Superata la pausa, dopo cinque minuti dal rientro i rossoneri trovano la rete del vantaggio. Tonali, sempre lui, più di tutti, nella notte che lo consacra grande tra i grandi. È la sua notte. Ancora Sandro e ancora Leao, Rafa in veste di assistman con due cioccolatini dolcissimi. Qui batte in velocità Barak e serve al centro per il compagno in maglia numero 8. L’Hellas prova a rispondere, prima con Tameze dal limite, poi con Lasagna di testa. Intanto Pioli mescola le carte e getta nella mischia l’energia fresca di Rebic e Messias (per Giroud e Saelemaekers), Bennacer (per un ottimo Krunic), Ibrahimovic (al posto di Leao) e Florenzi (per Calabria).
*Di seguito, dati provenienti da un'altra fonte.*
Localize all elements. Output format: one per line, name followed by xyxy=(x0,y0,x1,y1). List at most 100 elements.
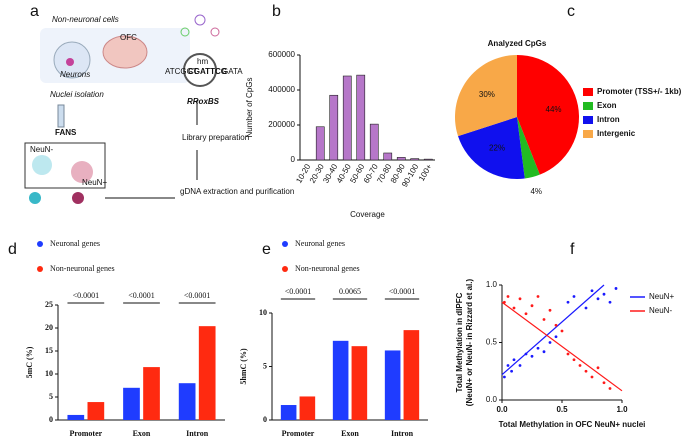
y-tick-label: 15 xyxy=(45,346,53,355)
point xyxy=(596,366,600,370)
bar xyxy=(143,367,160,420)
point xyxy=(614,287,618,290)
bar xyxy=(299,396,316,420)
network-node xyxy=(194,14,206,26)
label: hm xyxy=(197,57,208,66)
point xyxy=(602,381,606,385)
point xyxy=(542,318,546,321)
point xyxy=(506,295,510,298)
point xyxy=(572,358,576,362)
bar xyxy=(342,75,352,161)
point xyxy=(566,300,570,304)
network-node xyxy=(210,27,220,37)
magnifier xyxy=(183,53,217,87)
label: FANS xyxy=(55,128,77,137)
bar xyxy=(315,126,325,161)
legend-swatch xyxy=(583,102,593,110)
x-tick-label: Promoter xyxy=(69,429,102,438)
label: OFC xyxy=(120,33,137,42)
point xyxy=(572,295,576,298)
y-axis-label: (NeuN+ or NeuN- in Rizzard et al.) xyxy=(465,278,474,406)
x-tick-label: Exon xyxy=(341,429,359,438)
point xyxy=(536,346,540,350)
point xyxy=(566,352,570,356)
y-tick-label: 20 xyxy=(45,323,53,332)
legend-label: Non-neuronal genes xyxy=(295,264,360,273)
point xyxy=(554,323,558,327)
tube-icon xyxy=(57,104,65,128)
legend-marker xyxy=(282,241,288,247)
point xyxy=(590,289,594,293)
y-tick-label: 600000 xyxy=(268,50,295,59)
label: Library preparation xyxy=(182,133,249,142)
annotation: <0.0001 xyxy=(285,287,312,296)
y-tick-label: 0.5 xyxy=(486,338,498,347)
point xyxy=(578,364,582,367)
label: gDNA extraction and purification xyxy=(180,187,294,196)
point xyxy=(530,354,534,358)
pos-pellet xyxy=(72,192,84,204)
point xyxy=(512,358,516,362)
panel-label: b xyxy=(272,3,281,20)
y-tick-label: 25 xyxy=(45,300,53,309)
legend-label: Intron xyxy=(597,115,620,124)
annotation: 0.0065 xyxy=(339,287,361,296)
label: GATA xyxy=(222,67,243,76)
pie-slice xyxy=(517,117,540,179)
legend-label: Neuronal genes xyxy=(50,239,100,248)
x-tick-label: 0.5 xyxy=(556,405,568,414)
point xyxy=(584,369,588,373)
y-tick-label: 0 xyxy=(291,155,296,164)
value-label: 22% xyxy=(489,144,505,153)
label: ATCGGT xyxy=(165,67,198,76)
legend-marker xyxy=(37,266,43,272)
panel-label: d xyxy=(8,241,17,258)
bar xyxy=(396,157,406,161)
bar xyxy=(356,74,366,161)
x-axis-label: Total Methylation in OFC NeuN+ nuclei xyxy=(499,420,646,429)
value-label: 44% xyxy=(546,105,562,114)
annotation: <0.0001 xyxy=(73,291,100,300)
legend-label: Exon xyxy=(597,101,617,110)
legend-marker xyxy=(282,266,288,272)
pie-slice xyxy=(454,54,517,137)
point xyxy=(554,335,558,339)
x-tick-label: Exon xyxy=(133,429,151,438)
bar xyxy=(198,326,216,420)
point xyxy=(518,364,522,367)
fit-line xyxy=(501,301,623,392)
annotation: <0.0001 xyxy=(389,287,416,296)
x-tick-label: Intron xyxy=(186,429,209,438)
y-tick-label: 5 xyxy=(263,361,267,370)
annotation: <0.0001 xyxy=(184,291,211,300)
brain-icon xyxy=(102,35,148,69)
fans-box xyxy=(24,142,106,189)
bar xyxy=(123,387,140,420)
bar xyxy=(332,340,349,420)
value-label: 30% xyxy=(479,90,495,99)
y-tick-label: 1.0 xyxy=(486,280,498,289)
y-tick-label: 5 xyxy=(49,392,53,401)
point xyxy=(548,341,552,344)
legend-label: Neuronal genes xyxy=(295,239,345,248)
bar xyxy=(423,158,433,161)
pie-slice xyxy=(517,55,579,175)
fit-line xyxy=(501,284,605,376)
point xyxy=(530,304,534,308)
point xyxy=(584,306,588,310)
pos-cells xyxy=(71,161,93,183)
point xyxy=(602,292,606,296)
neuron-icon xyxy=(66,58,74,66)
label: Non-neuronal cells xyxy=(52,15,119,24)
point xyxy=(542,350,546,354)
legend-swatch xyxy=(583,88,593,96)
legend-marker xyxy=(37,241,43,247)
bar xyxy=(351,346,368,420)
x-tick-label: 0.0 xyxy=(496,405,508,414)
label: CGATTCG xyxy=(188,67,227,76)
point xyxy=(548,308,552,312)
network-node xyxy=(180,27,190,37)
bar xyxy=(280,405,297,420)
bar xyxy=(383,152,393,161)
bar xyxy=(369,123,379,161)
Ecco, sulle fasce il Milan questa sera aveva un po’ di ragnatele da togliere e sono rimaste lì, qualcosa va rivisto, sia sull’out di Theo Hernandez – peggiore tra i suoi – sia su quello opposto di Calabria, sofferente. All’86’ arriva il punto esclamativo di una serata vietata ai deboli di cuore ma bellissima. Uno-due spettacolo, Messias danza con Florenzi che di destro in diagonale fissa il risultato sul 3-1. È festa Milan, meritata, liberatoria. Messias accarezza il poker dopo un bel lancio di Rebic. Forse troppo per un Hellas guerriero battuto con onore, sconfitto a testa alta. Bene così, giusto così. Ora il Diavolo e lo scudetto sono distanti soltanto 4 punti. Domenica a San Siro arriva l’Atalanta, la cornice sarà ancora una volta sold-out. Pioli insisterà in settimana: bene godersi il momento, vietato però abbassare la guardia.